Back on the street again, he headed for the fortieth level and the South Gate. It was exactly as Chellis had described: a cage swinging in the gateway, just high enough for a man to walk under without ducking his head. At this time of night, of course, the gate was closed. Several Reduner guards lounged by the postern, clearly visible in the light of the torches in the wall brackets. Harder to see, but present nonetheless, were the guards at their posts along the top of the wall, two men every thirty paces or so, silhouetted against the starlit sky. So many of them. And not, surely, because they expected attack from outside; these were to keep Scarpermen from leaving the city, to stop rainlords and reeves escaping.

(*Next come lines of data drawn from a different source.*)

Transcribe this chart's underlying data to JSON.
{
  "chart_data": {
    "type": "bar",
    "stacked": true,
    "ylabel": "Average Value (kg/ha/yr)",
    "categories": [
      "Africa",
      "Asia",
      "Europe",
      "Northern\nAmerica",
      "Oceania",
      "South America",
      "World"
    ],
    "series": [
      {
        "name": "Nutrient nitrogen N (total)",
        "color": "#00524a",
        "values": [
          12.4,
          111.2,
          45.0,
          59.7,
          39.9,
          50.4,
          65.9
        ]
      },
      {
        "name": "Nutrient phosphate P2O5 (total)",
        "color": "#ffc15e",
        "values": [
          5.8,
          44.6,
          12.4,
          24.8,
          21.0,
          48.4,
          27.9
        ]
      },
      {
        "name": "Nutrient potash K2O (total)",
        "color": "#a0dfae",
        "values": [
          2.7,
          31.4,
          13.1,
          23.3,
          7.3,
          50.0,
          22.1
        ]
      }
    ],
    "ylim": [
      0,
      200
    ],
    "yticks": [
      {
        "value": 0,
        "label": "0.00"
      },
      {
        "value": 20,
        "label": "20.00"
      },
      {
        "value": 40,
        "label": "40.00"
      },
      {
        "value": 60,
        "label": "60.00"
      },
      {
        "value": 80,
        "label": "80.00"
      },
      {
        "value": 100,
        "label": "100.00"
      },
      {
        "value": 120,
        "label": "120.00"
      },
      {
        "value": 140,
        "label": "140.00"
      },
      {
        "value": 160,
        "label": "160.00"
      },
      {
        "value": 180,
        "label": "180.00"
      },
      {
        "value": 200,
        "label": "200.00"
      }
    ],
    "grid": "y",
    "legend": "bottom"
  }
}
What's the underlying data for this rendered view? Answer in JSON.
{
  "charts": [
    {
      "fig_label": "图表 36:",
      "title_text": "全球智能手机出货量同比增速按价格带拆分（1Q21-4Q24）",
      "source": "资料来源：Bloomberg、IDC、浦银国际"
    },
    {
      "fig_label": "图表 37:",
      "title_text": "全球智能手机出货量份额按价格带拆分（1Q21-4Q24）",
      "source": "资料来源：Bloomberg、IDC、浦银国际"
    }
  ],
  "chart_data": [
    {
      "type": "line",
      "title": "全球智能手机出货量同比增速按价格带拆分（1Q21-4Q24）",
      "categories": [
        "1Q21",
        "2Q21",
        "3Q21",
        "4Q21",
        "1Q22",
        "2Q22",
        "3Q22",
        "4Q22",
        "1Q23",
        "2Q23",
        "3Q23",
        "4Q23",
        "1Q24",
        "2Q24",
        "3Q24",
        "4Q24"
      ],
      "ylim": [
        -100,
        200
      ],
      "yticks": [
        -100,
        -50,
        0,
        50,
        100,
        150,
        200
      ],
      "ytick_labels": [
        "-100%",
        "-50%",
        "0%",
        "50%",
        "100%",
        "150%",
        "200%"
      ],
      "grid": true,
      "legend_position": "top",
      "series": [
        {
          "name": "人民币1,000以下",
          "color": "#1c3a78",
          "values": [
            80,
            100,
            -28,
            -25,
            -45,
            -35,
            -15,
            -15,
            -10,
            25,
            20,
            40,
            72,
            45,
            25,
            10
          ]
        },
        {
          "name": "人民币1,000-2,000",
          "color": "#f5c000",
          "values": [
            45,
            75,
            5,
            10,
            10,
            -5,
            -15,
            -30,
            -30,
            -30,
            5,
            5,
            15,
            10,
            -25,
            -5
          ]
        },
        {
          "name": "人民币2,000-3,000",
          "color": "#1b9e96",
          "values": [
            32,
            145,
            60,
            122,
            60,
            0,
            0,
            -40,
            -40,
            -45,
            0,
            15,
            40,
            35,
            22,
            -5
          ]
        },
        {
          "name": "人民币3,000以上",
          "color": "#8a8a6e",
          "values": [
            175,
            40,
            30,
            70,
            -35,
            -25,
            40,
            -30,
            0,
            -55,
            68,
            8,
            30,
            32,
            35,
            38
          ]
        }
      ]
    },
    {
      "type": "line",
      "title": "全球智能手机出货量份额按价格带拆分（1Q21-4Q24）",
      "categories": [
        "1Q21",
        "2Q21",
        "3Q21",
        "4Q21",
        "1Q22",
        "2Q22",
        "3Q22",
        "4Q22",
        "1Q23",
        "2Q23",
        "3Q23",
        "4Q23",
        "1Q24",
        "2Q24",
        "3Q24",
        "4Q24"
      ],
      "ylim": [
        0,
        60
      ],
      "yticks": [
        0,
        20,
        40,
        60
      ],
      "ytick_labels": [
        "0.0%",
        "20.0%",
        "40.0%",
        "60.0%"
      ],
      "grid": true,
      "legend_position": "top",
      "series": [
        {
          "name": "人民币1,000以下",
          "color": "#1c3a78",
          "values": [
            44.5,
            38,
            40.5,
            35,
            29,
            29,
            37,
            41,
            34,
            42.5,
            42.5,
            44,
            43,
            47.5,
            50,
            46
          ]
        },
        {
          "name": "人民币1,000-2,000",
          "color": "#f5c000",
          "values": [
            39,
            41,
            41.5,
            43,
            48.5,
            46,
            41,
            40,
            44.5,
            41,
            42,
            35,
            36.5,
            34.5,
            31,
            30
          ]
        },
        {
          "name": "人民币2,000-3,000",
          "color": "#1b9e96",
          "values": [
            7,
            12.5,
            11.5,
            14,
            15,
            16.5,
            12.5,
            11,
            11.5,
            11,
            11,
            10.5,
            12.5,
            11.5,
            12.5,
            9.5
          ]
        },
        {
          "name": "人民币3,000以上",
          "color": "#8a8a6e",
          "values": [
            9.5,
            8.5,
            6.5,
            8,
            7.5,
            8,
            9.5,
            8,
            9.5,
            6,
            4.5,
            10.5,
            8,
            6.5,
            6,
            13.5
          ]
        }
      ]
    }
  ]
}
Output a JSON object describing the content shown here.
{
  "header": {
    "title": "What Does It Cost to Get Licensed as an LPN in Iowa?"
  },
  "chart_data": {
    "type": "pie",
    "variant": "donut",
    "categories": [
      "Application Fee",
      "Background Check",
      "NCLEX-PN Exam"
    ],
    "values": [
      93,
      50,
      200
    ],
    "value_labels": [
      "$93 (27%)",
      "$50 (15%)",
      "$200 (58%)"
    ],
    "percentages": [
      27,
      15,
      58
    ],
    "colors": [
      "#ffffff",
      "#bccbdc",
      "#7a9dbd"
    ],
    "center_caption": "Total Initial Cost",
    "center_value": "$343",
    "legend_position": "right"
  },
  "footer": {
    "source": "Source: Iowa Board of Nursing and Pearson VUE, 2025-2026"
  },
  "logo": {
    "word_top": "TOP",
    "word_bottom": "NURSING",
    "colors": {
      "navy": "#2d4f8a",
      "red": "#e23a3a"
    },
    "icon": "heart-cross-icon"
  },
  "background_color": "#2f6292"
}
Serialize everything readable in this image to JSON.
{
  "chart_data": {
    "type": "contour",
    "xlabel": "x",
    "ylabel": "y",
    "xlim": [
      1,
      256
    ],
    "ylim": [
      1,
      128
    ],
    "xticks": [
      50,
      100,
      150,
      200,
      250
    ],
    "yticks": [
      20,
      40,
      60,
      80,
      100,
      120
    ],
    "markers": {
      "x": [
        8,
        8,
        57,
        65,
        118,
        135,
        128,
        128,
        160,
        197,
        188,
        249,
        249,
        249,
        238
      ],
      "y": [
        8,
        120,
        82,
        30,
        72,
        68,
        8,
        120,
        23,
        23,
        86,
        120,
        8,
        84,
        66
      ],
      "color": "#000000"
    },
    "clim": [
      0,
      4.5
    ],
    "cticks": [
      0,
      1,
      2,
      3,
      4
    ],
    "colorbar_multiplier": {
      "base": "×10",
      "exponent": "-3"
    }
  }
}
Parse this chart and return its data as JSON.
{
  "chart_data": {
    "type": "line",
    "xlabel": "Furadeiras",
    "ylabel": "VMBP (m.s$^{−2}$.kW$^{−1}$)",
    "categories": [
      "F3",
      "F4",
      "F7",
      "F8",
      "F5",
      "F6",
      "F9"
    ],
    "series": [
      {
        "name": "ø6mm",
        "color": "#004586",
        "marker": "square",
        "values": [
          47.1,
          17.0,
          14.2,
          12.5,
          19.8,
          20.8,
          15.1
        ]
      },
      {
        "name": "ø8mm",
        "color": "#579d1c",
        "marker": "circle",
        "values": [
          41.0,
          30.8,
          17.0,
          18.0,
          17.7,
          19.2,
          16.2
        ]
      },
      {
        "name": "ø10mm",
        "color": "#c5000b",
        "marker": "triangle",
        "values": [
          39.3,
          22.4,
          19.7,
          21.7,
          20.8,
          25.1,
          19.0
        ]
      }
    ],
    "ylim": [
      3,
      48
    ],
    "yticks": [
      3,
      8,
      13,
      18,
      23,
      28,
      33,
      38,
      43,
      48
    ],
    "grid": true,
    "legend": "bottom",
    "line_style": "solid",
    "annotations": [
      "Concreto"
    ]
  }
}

To stop Jasper Bloodstone.
His lamp extinguished, his mist dissipated so he could watch, he flattened himself against the wall of a house at the corner of the street, until he was sure he had seen or sensed all there was to know nearby. The guards were inattentive, talking about the day's events in the language of the Quartern, describing how this one had died or how they themselves had killed. Laughing about the man swinging in his cage. One of them jabbed his chala spear through the bars. "Is dead, you think?"